Literasi: Mengapa Harus dari Keluarga

Keluarga selalu menjadi titik berangkat dan titik kumpul. Dari sana timbul mimpi bersama. Dari sana pula muncul peranti untuk meraih mimpi itu, baik software maupun hardware. Dibentuklah karakter tentang pentingnya kegigihan, sportivitas, dan kerja sama. Mimpi itu tak selalu disuratkan, apalagi dititahkan seperti orang tua menitahkan anaknya harus menjadi dokter hanya karena sang orang tua gagal menjadi dokter, misalnya. Mimpi itu timbul begitu alami dari rumah hanya dengan bekal perjumpaan atau perstiwa-peristiwa kecil di rumah.
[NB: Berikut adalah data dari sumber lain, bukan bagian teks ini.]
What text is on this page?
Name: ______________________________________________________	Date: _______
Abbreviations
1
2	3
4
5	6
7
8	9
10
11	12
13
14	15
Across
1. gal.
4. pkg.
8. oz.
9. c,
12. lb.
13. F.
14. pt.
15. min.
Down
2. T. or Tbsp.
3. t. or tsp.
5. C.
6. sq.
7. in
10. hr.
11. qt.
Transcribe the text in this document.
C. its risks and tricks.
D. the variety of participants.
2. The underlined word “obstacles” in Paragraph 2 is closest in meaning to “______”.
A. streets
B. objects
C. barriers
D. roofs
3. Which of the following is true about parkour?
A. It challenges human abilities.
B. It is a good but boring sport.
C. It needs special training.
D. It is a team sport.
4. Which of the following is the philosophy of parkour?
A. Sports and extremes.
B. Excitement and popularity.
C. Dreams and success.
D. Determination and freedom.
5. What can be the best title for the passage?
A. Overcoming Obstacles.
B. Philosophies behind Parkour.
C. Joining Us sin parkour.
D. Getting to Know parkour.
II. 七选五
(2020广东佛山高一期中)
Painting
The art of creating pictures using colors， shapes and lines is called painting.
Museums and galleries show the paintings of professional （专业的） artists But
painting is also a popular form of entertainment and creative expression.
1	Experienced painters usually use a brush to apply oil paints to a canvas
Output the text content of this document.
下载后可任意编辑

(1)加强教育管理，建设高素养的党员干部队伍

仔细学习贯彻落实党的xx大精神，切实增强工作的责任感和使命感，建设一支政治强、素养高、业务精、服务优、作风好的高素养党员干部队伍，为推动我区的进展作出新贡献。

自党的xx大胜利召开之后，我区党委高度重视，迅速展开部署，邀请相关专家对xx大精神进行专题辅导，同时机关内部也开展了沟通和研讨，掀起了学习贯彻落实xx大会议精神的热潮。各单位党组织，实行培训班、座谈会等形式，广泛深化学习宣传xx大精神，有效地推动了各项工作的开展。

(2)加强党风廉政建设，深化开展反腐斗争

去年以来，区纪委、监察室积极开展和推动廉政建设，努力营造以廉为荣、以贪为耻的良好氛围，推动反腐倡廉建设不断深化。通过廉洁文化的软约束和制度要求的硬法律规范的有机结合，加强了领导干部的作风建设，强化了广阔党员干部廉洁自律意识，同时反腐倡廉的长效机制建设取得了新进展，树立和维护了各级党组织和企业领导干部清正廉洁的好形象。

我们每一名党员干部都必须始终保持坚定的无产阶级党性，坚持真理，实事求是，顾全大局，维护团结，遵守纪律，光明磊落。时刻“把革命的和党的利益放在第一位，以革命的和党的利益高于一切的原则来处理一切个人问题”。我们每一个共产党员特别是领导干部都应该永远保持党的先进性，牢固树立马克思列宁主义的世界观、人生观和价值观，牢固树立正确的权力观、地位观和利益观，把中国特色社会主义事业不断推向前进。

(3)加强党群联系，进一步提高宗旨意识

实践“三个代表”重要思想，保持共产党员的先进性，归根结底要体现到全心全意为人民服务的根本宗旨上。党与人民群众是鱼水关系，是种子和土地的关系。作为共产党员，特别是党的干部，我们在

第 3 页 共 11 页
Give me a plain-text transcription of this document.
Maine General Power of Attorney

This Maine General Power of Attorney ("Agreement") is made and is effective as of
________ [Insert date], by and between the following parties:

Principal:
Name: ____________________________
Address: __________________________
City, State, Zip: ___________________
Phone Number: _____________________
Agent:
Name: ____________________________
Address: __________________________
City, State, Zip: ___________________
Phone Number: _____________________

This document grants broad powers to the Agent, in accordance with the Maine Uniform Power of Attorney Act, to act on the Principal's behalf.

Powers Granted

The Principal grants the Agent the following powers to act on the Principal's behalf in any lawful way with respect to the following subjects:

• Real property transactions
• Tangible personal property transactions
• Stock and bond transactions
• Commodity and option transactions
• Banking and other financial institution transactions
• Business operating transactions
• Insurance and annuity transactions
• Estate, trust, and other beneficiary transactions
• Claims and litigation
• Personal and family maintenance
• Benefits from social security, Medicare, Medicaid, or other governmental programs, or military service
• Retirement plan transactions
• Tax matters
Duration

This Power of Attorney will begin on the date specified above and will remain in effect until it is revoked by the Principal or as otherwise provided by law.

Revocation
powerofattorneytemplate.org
Banyak tokoh pada akhirnya menjadi hebat hanya karena peristiwa-peristiwa kecil di rumah. Itulah kiranya mengapa sejak silam kita selalu terkesima dengan pandangan bahwa bagaimanapun rumah itu istana. Karena hal itu, otomatis kita menjadi penduduk-penduduk istana. Artinya, kita orang-orang terhormat (pada dasarnya). Akan tetapi, tak semua orang melakukan hal-hal terhormat. Juga tak semua orang menghargai hal-hal terhormat, apalagi menggunakannya sebagai bekal meraih mimpi. Ada orang yang malah rusak karena kehormatan itu. Kondisi ini persis seperti penduduk istana: ada yang lalim, ada yang bijak.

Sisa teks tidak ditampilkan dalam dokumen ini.